When it came time to divide the conference into two, six-team divisions, Florida State and Miami were split up, the hope being that each program would anchor its respective side. "Florida State and Miami were put in separate divisions because people thought we would wind up playing in the championship game against each other," said Florida State President T.K. Wetherell. "But that hasn't happened yet."
Further hampering the ACC's bid for increased football prominence, Maryland, Virginia and North Carolina State -- all of which appeared on the rise at the time of the expansion -- have wavered since the realignment.
Mike Farrell, a college football recruiting analyst for Rivals.com, pointed to recruiting as one area in which the ACC has not taken full advantage of the reconfigured boundaries expansion made possible.
The ACC "wanted to take away the label of just being a basketball conference," Farrell said. "They wanted to make themselves a football conference like the SEC and the Big 12. Those conferences really raised the level of their recruiting on a national level. I don't think that's happened to the ACC yet. But that doesn't mean they haven't gotten good recruits."
In trying to make itself into more of a football conference, the ACC may also have unintentionally weakened its reputation in men's basketball.

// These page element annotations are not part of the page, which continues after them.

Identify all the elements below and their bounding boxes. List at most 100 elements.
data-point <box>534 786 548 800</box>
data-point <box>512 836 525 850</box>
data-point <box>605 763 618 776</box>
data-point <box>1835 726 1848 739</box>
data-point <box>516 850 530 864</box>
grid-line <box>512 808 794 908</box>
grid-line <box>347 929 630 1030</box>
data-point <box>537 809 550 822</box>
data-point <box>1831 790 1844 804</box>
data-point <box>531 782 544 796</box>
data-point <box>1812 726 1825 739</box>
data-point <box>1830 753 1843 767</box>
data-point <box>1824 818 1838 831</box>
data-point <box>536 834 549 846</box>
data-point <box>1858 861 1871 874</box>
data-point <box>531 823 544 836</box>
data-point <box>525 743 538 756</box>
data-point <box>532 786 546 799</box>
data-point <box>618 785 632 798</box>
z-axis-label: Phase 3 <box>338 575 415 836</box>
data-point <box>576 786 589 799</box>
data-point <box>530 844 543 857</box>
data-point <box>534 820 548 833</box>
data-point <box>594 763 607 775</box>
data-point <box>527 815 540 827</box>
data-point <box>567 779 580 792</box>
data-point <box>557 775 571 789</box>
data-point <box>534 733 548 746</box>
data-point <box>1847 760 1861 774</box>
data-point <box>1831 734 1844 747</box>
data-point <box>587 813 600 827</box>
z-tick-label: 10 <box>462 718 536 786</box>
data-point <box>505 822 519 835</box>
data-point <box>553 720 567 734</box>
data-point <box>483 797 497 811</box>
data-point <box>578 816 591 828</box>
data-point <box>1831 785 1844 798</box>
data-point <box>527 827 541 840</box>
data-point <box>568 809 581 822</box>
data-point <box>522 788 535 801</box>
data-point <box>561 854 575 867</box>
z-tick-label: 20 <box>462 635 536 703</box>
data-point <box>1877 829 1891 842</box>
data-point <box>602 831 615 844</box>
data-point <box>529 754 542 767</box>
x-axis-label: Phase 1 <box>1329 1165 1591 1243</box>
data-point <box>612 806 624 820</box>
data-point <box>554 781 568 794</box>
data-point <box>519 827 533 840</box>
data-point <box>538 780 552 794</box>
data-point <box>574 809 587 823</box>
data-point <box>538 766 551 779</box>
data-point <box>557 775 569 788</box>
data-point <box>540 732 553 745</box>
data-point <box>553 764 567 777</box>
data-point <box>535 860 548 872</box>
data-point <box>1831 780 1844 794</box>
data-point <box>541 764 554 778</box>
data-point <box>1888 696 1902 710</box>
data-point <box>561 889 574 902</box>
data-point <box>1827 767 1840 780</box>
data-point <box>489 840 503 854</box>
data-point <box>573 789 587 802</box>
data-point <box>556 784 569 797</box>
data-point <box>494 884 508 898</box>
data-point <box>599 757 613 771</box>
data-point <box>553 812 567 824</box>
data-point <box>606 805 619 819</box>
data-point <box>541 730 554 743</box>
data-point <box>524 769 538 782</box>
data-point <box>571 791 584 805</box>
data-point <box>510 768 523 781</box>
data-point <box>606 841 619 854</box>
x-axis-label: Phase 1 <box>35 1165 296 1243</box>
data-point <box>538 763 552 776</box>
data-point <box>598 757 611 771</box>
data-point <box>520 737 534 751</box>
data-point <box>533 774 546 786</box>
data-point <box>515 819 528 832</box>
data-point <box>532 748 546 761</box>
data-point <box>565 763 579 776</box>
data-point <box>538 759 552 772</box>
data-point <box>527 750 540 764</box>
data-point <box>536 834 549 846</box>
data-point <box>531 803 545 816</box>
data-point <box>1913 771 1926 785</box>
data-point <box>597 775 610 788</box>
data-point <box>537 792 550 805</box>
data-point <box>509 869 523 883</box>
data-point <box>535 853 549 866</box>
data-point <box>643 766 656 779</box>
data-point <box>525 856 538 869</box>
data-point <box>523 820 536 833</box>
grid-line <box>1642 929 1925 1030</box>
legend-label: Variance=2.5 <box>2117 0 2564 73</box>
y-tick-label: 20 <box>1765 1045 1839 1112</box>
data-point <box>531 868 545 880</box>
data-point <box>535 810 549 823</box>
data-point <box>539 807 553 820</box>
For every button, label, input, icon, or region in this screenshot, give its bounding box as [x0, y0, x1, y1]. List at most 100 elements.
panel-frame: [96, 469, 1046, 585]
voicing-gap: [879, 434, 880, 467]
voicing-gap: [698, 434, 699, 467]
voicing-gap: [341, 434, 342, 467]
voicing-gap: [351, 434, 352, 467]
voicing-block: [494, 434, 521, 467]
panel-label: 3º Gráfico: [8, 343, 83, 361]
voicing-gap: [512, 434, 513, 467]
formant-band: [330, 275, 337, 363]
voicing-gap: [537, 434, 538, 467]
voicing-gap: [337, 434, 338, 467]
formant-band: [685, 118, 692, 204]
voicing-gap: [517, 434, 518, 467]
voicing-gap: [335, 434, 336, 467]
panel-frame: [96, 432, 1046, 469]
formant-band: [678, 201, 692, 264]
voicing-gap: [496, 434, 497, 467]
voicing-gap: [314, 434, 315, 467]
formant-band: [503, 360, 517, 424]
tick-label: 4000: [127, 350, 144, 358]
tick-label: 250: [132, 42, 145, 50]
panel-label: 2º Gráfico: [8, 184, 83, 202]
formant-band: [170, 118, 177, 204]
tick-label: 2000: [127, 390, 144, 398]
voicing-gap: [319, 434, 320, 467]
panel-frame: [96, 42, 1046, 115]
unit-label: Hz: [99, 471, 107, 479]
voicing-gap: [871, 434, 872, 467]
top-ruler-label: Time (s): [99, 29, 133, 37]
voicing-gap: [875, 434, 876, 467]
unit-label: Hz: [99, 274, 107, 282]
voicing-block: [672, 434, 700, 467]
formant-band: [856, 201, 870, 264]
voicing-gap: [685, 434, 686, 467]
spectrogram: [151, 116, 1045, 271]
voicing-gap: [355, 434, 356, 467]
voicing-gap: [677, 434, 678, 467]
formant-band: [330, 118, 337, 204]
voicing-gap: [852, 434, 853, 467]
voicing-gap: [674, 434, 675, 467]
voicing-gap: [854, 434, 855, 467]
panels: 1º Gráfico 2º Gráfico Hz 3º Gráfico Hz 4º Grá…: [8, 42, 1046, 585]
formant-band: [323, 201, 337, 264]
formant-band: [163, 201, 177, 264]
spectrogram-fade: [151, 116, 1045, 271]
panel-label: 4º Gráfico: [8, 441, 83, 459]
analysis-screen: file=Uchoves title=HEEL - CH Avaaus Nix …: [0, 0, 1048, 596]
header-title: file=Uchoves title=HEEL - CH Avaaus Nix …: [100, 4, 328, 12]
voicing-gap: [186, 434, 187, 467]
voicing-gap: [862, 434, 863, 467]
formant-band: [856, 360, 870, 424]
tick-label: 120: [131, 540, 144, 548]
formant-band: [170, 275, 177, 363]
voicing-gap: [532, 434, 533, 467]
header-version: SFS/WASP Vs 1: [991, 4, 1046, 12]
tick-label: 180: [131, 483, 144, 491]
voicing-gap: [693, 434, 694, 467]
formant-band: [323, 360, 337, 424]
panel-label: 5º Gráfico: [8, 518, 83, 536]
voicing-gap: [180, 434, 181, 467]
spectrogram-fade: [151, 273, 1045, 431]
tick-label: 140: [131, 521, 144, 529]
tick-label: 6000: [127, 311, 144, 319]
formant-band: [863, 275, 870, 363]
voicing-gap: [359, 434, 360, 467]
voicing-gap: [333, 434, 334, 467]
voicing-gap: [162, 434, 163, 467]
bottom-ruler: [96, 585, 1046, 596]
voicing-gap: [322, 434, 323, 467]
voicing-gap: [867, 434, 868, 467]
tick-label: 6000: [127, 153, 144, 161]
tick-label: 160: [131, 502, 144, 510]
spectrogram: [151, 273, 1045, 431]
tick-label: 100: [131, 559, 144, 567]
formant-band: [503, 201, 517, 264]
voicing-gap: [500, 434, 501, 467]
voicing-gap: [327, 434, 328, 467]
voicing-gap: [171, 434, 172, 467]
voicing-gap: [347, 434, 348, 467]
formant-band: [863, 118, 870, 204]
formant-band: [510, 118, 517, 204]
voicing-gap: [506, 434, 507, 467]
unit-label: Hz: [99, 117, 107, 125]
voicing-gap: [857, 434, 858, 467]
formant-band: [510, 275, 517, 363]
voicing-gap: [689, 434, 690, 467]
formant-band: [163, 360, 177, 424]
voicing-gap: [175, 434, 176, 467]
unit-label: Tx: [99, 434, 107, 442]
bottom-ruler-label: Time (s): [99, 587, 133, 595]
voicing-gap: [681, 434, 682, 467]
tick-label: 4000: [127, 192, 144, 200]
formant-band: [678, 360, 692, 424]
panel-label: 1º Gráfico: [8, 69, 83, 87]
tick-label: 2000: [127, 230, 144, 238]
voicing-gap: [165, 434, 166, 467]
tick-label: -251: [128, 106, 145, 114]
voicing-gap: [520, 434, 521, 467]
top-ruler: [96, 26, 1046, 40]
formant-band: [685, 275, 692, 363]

Pete Gillen, men's basketball coach at Virginia from 1998 to 2005, said many of the league's veteran coaches were apprehensive about the realignment. According to Gillen, the league placed less emphasis on promoting ACC basketball -- for decades the heart and soul of men's ACC athletics -- while it focused on football.
Several league coaches perceived, Gillen said, that the ACC assumed the conference's traditional basketball strength would maintain itself. North Carolina won the national championship in 2005, but overall the league's basketball performance has fallen short of expectations.
In the past three years, the ACC has sent a combined 15 teams to the NCAA tournament -- the same number as in the three years immediately before expansion. The Big East, by contrast, has sent 22 teams to the tournament the past three years, including two seasons in which it sent a record eight teams; it had sent 16 schools in the three previous years.
"Football drove the expansion, and I understand that; they make all the money," said Gillen, who is a college basketball commentator for the CBS College Sports Network. "They're not hurting basketball, but they seem to think it's a self-perpetuating entity, and it's not."
Swofford dismissed suggestions that ACC basketball has declined since expansion, noting that the ACC remains one of the most competitive basketball conferences in the country. "What really builds a conference is competitiveness from within as well as a few key outside wins," he said. However, Swofford conceded that the ACC has not had as many wins against nonconference schools as he would have liked in recent years.